Kafamda birden çok soru işareti oluştuğu için daha sağlıklı anlamak için uzandığım koltukta oturur şekle geldim. "O buluşmaya gitmezsen çocuk haber uçurmayacak mı sanki? Saçma bir plan."

"Bekle, daha bitmedi. O buluşmaya sen gideceksin, benim yerime. Benmiş gibi."

Bir kaç dakikalık sessizliğimin ardından şuh bir kahkaha attım.

"Sen şaka yapmıyor muydun o konuda?" Dedim kahkahalarımın arasından zorla konuşarak.

Ağlamaklı bir sesle

"Senden başka çarem yok!" Dediğinde bu içinde keyif barındırmayan kahkahamı bölmüştü.

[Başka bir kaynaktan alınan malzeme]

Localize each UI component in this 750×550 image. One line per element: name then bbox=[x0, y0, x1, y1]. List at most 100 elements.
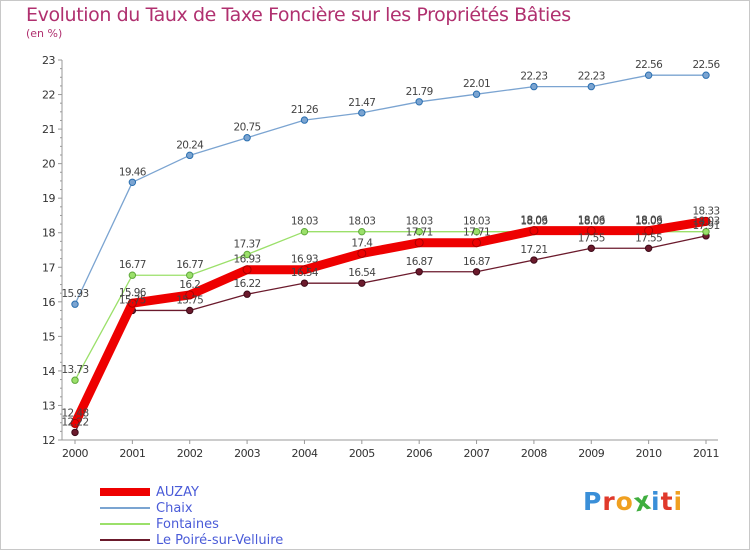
data-point-le-poire-sur-velluire bbox=[587, 244, 595, 252]
logo-letter: t bbox=[660, 487, 674, 516]
y-tick-label: 18 bbox=[42, 227, 55, 240]
data-label-auzay: 17.71 bbox=[463, 227, 490, 239]
data-label-auzay: 18.06 bbox=[635, 215, 663, 227]
y-tick-label: 12 bbox=[42, 434, 55, 447]
data-label-chaix: 22.23 bbox=[520, 71, 547, 83]
y-tick-label: 15 bbox=[42, 330, 55, 343]
x-tick-label: 2011 bbox=[693, 447, 719, 460]
data-label-le-poire-sur-velluire: 17.55 bbox=[578, 232, 605, 244]
data-label-chaix: 19.46 bbox=[119, 166, 147, 178]
series-line-auzay bbox=[70, 216, 711, 428]
data-point-fontaines bbox=[128, 271, 137, 279]
data-label-le-poire-sur-velluire: 15.75 bbox=[119, 294, 146, 306]
x-tick-label: 2009 bbox=[578, 447, 604, 460]
data-label-fontaines: 13.73 bbox=[61, 364, 88, 376]
data-label-fontaines: 16.77 bbox=[119, 259, 146, 271]
data-label-auzay: 18.06 bbox=[520, 215, 548, 227]
legend-item-chaix[interactable]: Chaix bbox=[100, 500, 283, 516]
y-tick-label: 20 bbox=[42, 158, 55, 171]
data-label-fontaines: 18.03 bbox=[635, 216, 662, 228]
data-point-chaix bbox=[472, 90, 481, 98]
y-tick-label: 22 bbox=[42, 89, 55, 102]
data-label-fontaines: 18.03 bbox=[520, 216, 547, 228]
data-label-chaix: 22.56 bbox=[635, 59, 663, 71]
data-label-le-poire-sur-velluire: 16.54 bbox=[348, 267, 376, 279]
data-point-auzay bbox=[70, 418, 80, 428]
y-tick-label: 17 bbox=[42, 261, 55, 274]
data-point-auzay bbox=[586, 226, 596, 236]
data-point-auzay bbox=[357, 248, 367, 258]
x-tick-label: 2000 bbox=[62, 447, 88, 460]
data-label-fontaines: 16.77 bbox=[176, 259, 203, 271]
data-point-auzay bbox=[127, 298, 137, 308]
legend-item-auzay[interactable]: AUZAY bbox=[100, 484, 283, 500]
data-point-le-poire-sur-velluire bbox=[644, 244, 653, 252]
data-point-fontaines bbox=[186, 271, 194, 279]
legend-item-fontaines[interactable]: Fontaines bbox=[100, 516, 283, 532]
data-point-chaix bbox=[587, 82, 595, 91]
data-label-fontaines: 18.03 bbox=[578, 216, 605, 228]
data-point-auzay bbox=[644, 226, 654, 236]
data-point-le-poire-sur-velluire bbox=[300, 279, 309, 287]
data-label-le-poire-sur-velluire: 16.87 bbox=[406, 256, 433, 268]
logo-letter: r bbox=[602, 487, 616, 516]
data-point-le-poire-sur-velluire bbox=[243, 290, 251, 298]
legend-label-chaix: Chaix bbox=[156, 500, 193, 516]
data-point-fontaines bbox=[415, 227, 423, 236]
data-label-auzay: 16.2 bbox=[179, 279, 200, 291]
data-label-fontaines: 18.03 bbox=[692, 216, 719, 228]
logo-letter: i bbox=[651, 487, 661, 516]
data-label-auzay: 17.4 bbox=[351, 237, 373, 249]
data-label-le-poire-sur-velluire: 16.22 bbox=[234, 278, 261, 290]
data-point-chaix bbox=[530, 82, 538, 91]
y-tick-label: 23 bbox=[42, 54, 55, 67]
data-label-auzay: 12.48 bbox=[61, 407, 88, 419]
data-point-chaix bbox=[71, 300, 79, 308]
series-line-le-poire-sur-velluire bbox=[74, 235, 707, 434]
data-point-le-poire-sur-velluire bbox=[186, 306, 194, 315]
legend-swatch-auzay bbox=[100, 488, 150, 496]
logo-letter: o bbox=[615, 487, 634, 516]
y-tick-label: 14 bbox=[42, 365, 55, 378]
data-label-chaix: 20.24 bbox=[176, 139, 204, 151]
data-label-auzay: 18.06 bbox=[578, 215, 606, 227]
data-label-le-poire-sur-velluire: 17.91 bbox=[692, 220, 719, 232]
legend-swatch-fontaines bbox=[100, 523, 150, 525]
data-label-chaix: 21.26 bbox=[291, 104, 319, 116]
x-tick-label: 2002 bbox=[177, 447, 203, 460]
x-tick-label: 2005 bbox=[349, 447, 375, 460]
data-point-fontaines bbox=[71, 376, 79, 384]
data-label-fontaines: 18.03 bbox=[463, 216, 490, 228]
logo-letter: P bbox=[583, 487, 603, 516]
x-tick-label: 2006 bbox=[406, 447, 432, 460]
data-point-le-poire-sur-velluire bbox=[472, 268, 481, 276]
data-point-fontaines bbox=[243, 250, 251, 259]
legend-label-fontaines: Fontaines bbox=[156, 516, 219, 532]
legend-swatch-chaix bbox=[100, 507, 150, 509]
x-tick-label: 2001 bbox=[119, 447, 145, 460]
data-label-chaix: 21.47 bbox=[348, 97, 375, 109]
data-point-auzay bbox=[529, 226, 539, 236]
data-point-fontaines bbox=[358, 227, 366, 236]
data-label-le-poire-sur-velluire: 12.22 bbox=[61, 416, 88, 428]
data-point-chaix bbox=[644, 71, 653, 79]
legend-item-le-poire-sur-velluire[interactable]: Le Poiré-sur-Velluire bbox=[100, 532, 283, 548]
series-line-fontaines bbox=[74, 231, 707, 381]
data-label-chaix: 22.56 bbox=[692, 59, 720, 71]
data-point-chaix bbox=[128, 178, 137, 186]
data-point-auzay bbox=[414, 238, 424, 248]
data-point-fontaines bbox=[472, 227, 481, 236]
data-label-fontaines: 17.37 bbox=[234, 238, 261, 250]
data-point-chaix bbox=[300, 116, 309, 124]
data-point-chaix bbox=[186, 151, 194, 160]
logo-letter: i bbox=[673, 487, 684, 516]
data-label-fontaines: 18.03 bbox=[406, 216, 433, 228]
data-point-le-poire-sur-velluire bbox=[71, 428, 79, 437]
chart-legend: AUZAY Chaix Fontaines Le Poiré-sur-Vellu… bbox=[100, 484, 283, 548]
proxiti-logo: Proxiti bbox=[583, 486, 684, 518]
data-label-le-poire-sur-velluire: 15.75 bbox=[176, 294, 203, 306]
data-point-fontaines bbox=[300, 227, 309, 236]
legend-swatch-le-poire-sur-velluire bbox=[100, 539, 150, 541]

"Saçmalama ve sakın beni böyle işlere bulaştırma." Dedim öfkeli çıkan sesimle.

"Ya nolursun, bak yemin ederim çok muhtacım sana şu an. Tek ve biricik arkadaşına böyle mi yapacaksın? Hani zor zamanlarımda yanımda olacaktın?"

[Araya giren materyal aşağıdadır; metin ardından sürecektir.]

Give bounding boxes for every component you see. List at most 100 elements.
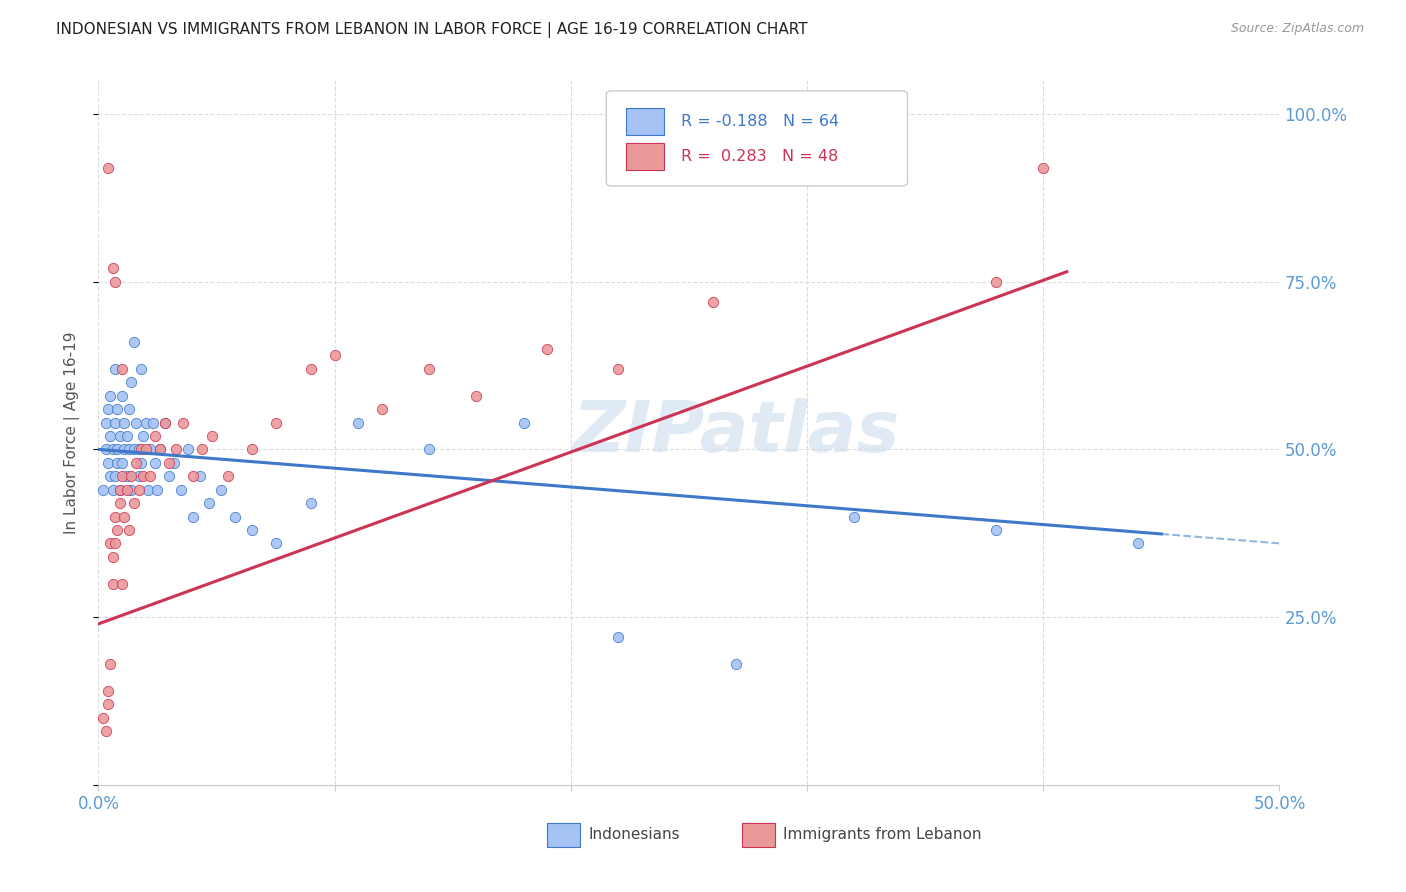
Point	[111, 576, 134, 591]
Point	[157, 469, 180, 483]
Point	[101, 576, 124, 591]
Point	[198, 496, 221, 510]
Point	[101, 549, 124, 564]
Point	[108, 496, 131, 510]
Point	[1032, 161, 1054, 175]
Point	[111, 362, 134, 376]
Text: Indonesians: Indonesians	[589, 828, 681, 842]
Point	[135, 442, 157, 457]
FancyBboxPatch shape	[626, 108, 664, 135]
Point	[108, 483, 131, 497]
Point	[101, 261, 124, 276]
Point	[725, 657, 748, 672]
Point	[1126, 536, 1149, 550]
Text: INDONESIAN VS IMMIGRANTS FROM LEBANON IN LABOR FORCE | AGE 16-19 CORRELATION CHA: INDONESIAN VS IMMIGRANTS FROM LEBANON IN…	[56, 22, 808, 38]
Point	[536, 342, 558, 356]
Point	[105, 456, 128, 470]
Point	[105, 523, 128, 537]
Point	[264, 536, 287, 550]
Point	[112, 442, 135, 457]
Point	[97, 698, 120, 712]
Point	[984, 275, 1007, 289]
Point	[142, 416, 165, 430]
Point	[97, 402, 120, 417]
Point	[112, 509, 135, 524]
Point	[177, 442, 200, 457]
Point	[98, 389, 121, 403]
Point	[97, 161, 120, 175]
Point	[299, 496, 322, 510]
Point	[129, 362, 152, 376]
Point	[121, 483, 143, 497]
Point	[191, 442, 214, 457]
Point	[125, 456, 148, 470]
Text: R = -0.188   N = 64: R = -0.188 N = 64	[681, 113, 839, 128]
Point	[115, 429, 138, 443]
Text: Immigrants from Lebanon: Immigrants from Lebanon	[783, 828, 981, 842]
Point	[128, 483, 150, 497]
Point	[105, 402, 128, 417]
Point	[165, 442, 187, 457]
Point	[101, 442, 124, 457]
Point	[153, 416, 176, 430]
Point	[170, 483, 193, 497]
Point	[157, 456, 180, 470]
Point	[98, 469, 121, 483]
Point	[121, 469, 143, 483]
Point	[108, 429, 131, 443]
Point	[104, 509, 127, 524]
Point	[118, 523, 141, 537]
Point	[105, 442, 128, 457]
Point	[128, 469, 150, 483]
Point	[371, 402, 394, 417]
Point	[240, 442, 263, 457]
Point	[91, 711, 114, 725]
Point	[132, 429, 155, 443]
FancyBboxPatch shape	[547, 823, 581, 847]
Point	[217, 469, 239, 483]
Point	[139, 469, 162, 483]
Point	[139, 442, 162, 457]
Point	[98, 657, 121, 672]
Point	[149, 442, 172, 457]
Point	[111, 456, 134, 470]
Point	[143, 456, 166, 470]
Point	[129, 456, 152, 470]
Point	[98, 429, 121, 443]
Point	[224, 509, 246, 524]
Point	[512, 416, 534, 430]
Point	[844, 509, 866, 524]
Point	[264, 416, 287, 430]
Point	[188, 469, 211, 483]
Text: R =  0.283   N = 48: R = 0.283 N = 48	[681, 149, 838, 164]
Point	[111, 389, 134, 403]
Point	[104, 416, 127, 430]
Point	[181, 509, 204, 524]
Point	[201, 429, 224, 443]
Point	[135, 416, 157, 430]
Point	[136, 483, 159, 497]
Point	[143, 429, 166, 443]
Point	[149, 442, 172, 457]
Point	[702, 294, 724, 309]
Point	[101, 483, 124, 497]
Text: ZIPatlas: ZIPatlas	[572, 398, 900, 467]
Point	[104, 275, 127, 289]
Point	[240, 523, 263, 537]
Point	[129, 442, 152, 457]
Point	[181, 469, 204, 483]
Point	[111, 469, 134, 483]
Point	[153, 416, 176, 430]
FancyBboxPatch shape	[742, 823, 775, 847]
Point	[122, 442, 145, 457]
Point	[607, 630, 630, 644]
Point	[122, 496, 145, 510]
Point	[299, 362, 322, 376]
FancyBboxPatch shape	[626, 143, 664, 169]
FancyBboxPatch shape	[606, 91, 907, 186]
Point	[607, 362, 630, 376]
Point	[128, 442, 150, 457]
Point	[172, 416, 194, 430]
Y-axis label: In Labor Force | Age 16-19: In Labor Force | Age 16-19	[63, 331, 80, 534]
Point	[112, 416, 135, 430]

"Zor zamanında yanında olacağım dedim, senin yerinde olacağım demedim."

"Hazel, lütfen git o randevuya," Dedi sakince bu sefer.

"Beni bir tek sen anlarsın." Derin bir of çektim.

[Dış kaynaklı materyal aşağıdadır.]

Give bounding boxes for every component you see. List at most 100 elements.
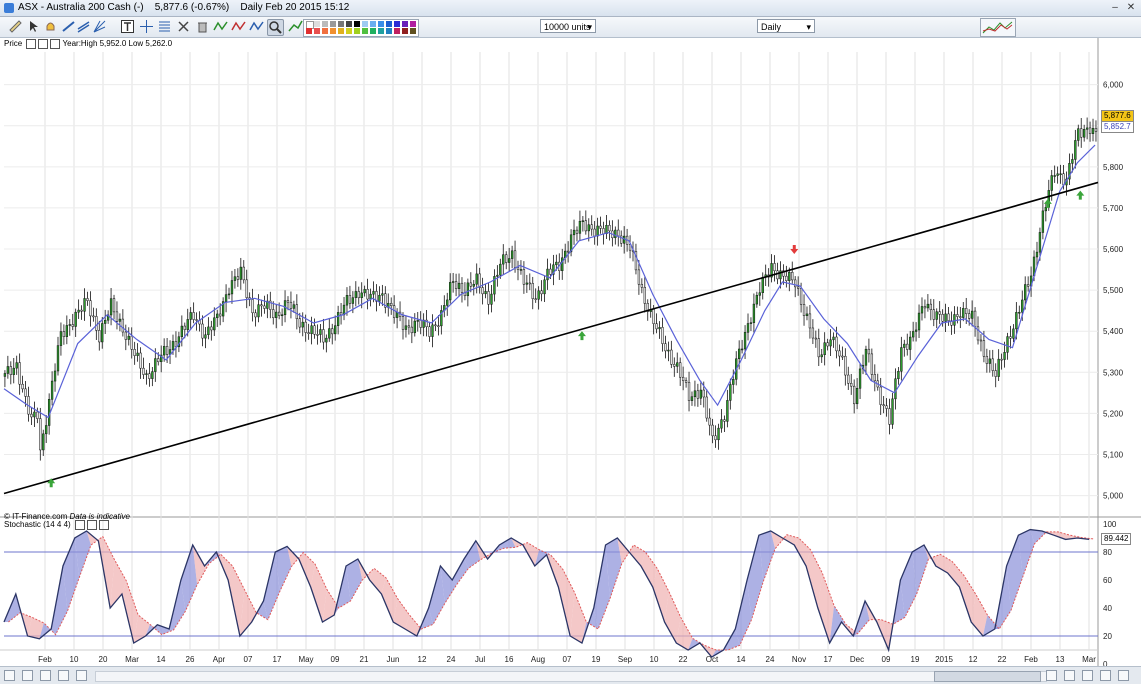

Ondan başka kimsem yoktu. Onunda her ne kadar çevresi kalabalık olsa da, benden başka güvendiği kimsesi yoktu.

"Karşılığını vereceğim elbetteki." dediğinde duraksadım. Ne teklif edeceğini tahmin ediyordum. Gülmemek için yanaklarımı sıktım.

"Beni böğürtlenli pastayla tavlayabileceğini düşünüyorsan, hiç yanılmıyorsun." Sevinçli bir şekilde kahkaha attığını duyduğumda bende dayanamayıp güldüm.

"Seni tanımasam aç gözlü biri sanacağım da doğru düzgün yemek yediğin yok. Geliyorum on dakikaya, bekle beni."

"Tamam, acele et." Diyip telefonu kapattığımda yerimden kalktım.

Bu teklifi kabul etmem ne kadar akıllıcaydı bilmiyorum ama en kötü ne olabilir ki düşüncesiyle bu yola girmiştim.

Gerçekten en kötü ne olabilirdi? Hem ben sadece arkadaşıma yardım edecektim. Banyoya gidip gerekli işlerimi hallettiğim sırada zilin çalmasıyla kapıya koştum. Kapıyı açtığımda elinde şemsiyeyle içeriye giren asenayı baştan aşağı süzdüm. "Yağmur mu yağıyor?" Dedim şaşkınlıkla.
"Evden çıktığım an bir anda bastırdı. İstanbul bile halimize ağlıyor hazel, baksana!" Umursamazca omuzumu silktiğimde o üzerimdekileri süzüyordu.

"Sen daha hazırlanmadın mı?" Dedi yeşil gözlerini kocaman açarak.

Telaşla kolumdan çekip odama doğru sürüklerken beni yönlendirmesine izin veriyordum.

Yatağın üzerine beni oturttuktan sonra dolabımın kapağını açıp tek tek kıyafetlerimi incelemeye başladı.

"Siyah, gri, lacivert, şaşırtıcı bir şekilde beyaz, siyah, siyah, siyah..." Elleri belinde bana döndü. "Dolabın gerçekten içimi kararttı. siyah ve tonları dışında başka renk giymez misin sen?"
"Beyaz var işte."

"Onu da sana hediye olarak ben almıştım, hiç giyinmemişsin bile!"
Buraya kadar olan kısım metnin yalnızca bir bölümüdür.